Trask is asking the county to pay half the cost of the new post -- about $225,000 a year, including $150,000 for the prosecutor’s salary -- and cities to cover the rest. Because of the state budget crisis, Trask is not expecting county supervisors to approve its half of funding of the pilot program until October, with the yet-to-be-nominated gang coordinator tentatively scheduled to begin working early next year.
However, the county’s top budget official questions the need for a new position in tight times.
“They can reassign someone into the position immediately, right?” asked Ed Corser, county finance director, noting that the district attorney has 75 prosecutors. “That would give [Trask] the opportunity to try it out, to demonstrate it can be a success.”
Trask said that prosecutors are already overburdened and that he is seeking other new positions to address specific needs in the county.
Cities have not formally endorsed the deal yet, but several are enthusiastic, Pacheco said.
“After reviewing this, and the ideas about how it will work, I am absolutely thrilled they are talking about creating this position; it’s absolutely needed,” Hemet Mayor Lori Van Arsdale said.
Trask said that creating a gang enforcement coordinator is just the beginning and that the cost is not a lot for the county to invest.
“This is a more comprehensive approach, and our goals are more than just suppression,” Trask said. Beyond prosecuting gang leaders, “we want to work with cities to develop programs with existing resources to deter gang recruitment.... This is a new concept that puts the district attorney’s office in a nontraditional role” coordinating fragmented services offered by many agencies. Following a series of arrests of alleged drug dealers and gang members by Riverside police earlier this year, Trask ordered his prosecutors to discontinue the practice of offering plea bargains in such cases.
Pacheco said he and Trask were following a “broken window” policy used by New York Police during Mayor Rudolph Giuliani’s term: Punish the smallest transgressions severely to deter greater transgressions.
Increased crime rates, the increasing presence of gang member sightings at family-frequented locales and the expansion of gang membership prompted the two to propose the gang coordinator position. Pacheco said the gang coordinator also will be charged with improving education and employment opportunities for at-risk youths.
“We have an obligation to chop the heads off of local gangs and stop new gangs from forming,” said Trask, who noted the county’s reputation as “virgin territory” for gang members moving from Los Angeles and San Diego counties.
The best preventive measures, Trask and Pacheco say, are improving education and job-training programs funded by state and social agencies. Specific targets include the county’s Youth Accountability Team, with personnel placed at 18 county school districts to address warning signs -- such as misbehavior and truancy -- shown by students as young as 8. Beyond that, agencies can do a better job of informing low-income youths of their chances of a college education and placing them in jobs, Pacheco said.
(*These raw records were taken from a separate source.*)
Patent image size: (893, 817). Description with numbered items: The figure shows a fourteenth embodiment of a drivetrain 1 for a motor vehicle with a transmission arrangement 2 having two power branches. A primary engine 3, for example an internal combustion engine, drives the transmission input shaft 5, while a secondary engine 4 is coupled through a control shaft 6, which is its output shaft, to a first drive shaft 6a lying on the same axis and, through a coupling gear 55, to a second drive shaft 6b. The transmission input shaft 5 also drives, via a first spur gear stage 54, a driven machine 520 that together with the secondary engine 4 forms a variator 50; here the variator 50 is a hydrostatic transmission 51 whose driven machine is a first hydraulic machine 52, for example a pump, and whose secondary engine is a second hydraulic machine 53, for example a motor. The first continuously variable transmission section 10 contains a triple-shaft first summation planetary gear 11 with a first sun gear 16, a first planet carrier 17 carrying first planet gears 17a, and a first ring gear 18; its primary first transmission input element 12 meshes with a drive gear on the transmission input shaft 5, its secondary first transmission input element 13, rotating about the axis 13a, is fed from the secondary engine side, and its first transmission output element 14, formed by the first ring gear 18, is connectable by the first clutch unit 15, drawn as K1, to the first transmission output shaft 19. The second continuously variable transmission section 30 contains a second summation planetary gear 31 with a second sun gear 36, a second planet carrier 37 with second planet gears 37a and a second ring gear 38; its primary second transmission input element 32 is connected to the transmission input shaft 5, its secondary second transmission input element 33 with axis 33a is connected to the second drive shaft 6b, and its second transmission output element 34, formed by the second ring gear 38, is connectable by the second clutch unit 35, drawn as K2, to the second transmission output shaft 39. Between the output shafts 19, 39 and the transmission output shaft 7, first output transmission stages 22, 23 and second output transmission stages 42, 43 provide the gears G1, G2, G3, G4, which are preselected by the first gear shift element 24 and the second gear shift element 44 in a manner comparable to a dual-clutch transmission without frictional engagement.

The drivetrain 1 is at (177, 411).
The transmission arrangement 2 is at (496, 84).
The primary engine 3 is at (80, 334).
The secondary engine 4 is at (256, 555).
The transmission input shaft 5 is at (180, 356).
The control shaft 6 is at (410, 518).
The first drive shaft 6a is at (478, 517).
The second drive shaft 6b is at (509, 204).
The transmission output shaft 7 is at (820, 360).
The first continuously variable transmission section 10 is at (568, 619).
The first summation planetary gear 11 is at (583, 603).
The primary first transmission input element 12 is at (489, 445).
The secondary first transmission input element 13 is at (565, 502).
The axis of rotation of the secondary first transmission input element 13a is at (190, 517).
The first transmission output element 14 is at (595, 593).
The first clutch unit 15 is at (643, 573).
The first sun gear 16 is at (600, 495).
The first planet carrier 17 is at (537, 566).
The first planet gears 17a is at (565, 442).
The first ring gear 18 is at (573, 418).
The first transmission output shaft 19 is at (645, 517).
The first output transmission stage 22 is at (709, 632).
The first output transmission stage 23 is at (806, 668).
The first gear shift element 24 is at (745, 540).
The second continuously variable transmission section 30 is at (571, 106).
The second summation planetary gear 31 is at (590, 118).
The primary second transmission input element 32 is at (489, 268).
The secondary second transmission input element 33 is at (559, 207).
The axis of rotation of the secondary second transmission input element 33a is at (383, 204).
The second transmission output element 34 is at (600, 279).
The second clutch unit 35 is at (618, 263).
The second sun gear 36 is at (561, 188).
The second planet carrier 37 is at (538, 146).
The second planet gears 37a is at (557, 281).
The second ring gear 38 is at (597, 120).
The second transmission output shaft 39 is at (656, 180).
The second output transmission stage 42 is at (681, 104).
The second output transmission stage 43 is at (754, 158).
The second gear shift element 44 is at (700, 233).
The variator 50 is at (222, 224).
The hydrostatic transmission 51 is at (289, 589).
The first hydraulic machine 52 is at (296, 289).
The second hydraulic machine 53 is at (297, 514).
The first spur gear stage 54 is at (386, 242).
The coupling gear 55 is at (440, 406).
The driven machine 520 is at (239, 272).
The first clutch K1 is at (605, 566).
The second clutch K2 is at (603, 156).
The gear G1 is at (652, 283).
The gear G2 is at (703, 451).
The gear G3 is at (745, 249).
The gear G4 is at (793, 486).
All the while, Trask said, the coordinator would continue to oversee suppression, concentrating on trouble spots that surface -- similar to the drug-buy program they organized in February and March that resulted in 60 arrests in the East Side, La Sierra and downtown districts of Riverside.
Patterson Park in Riverside, site of a Little League field where games are no longer played because of shootings, John F. Kennedy Park in Moreno Valley, and troubled areas of Corona, Hemet and Jurupa also are being targeted by Trask’s office.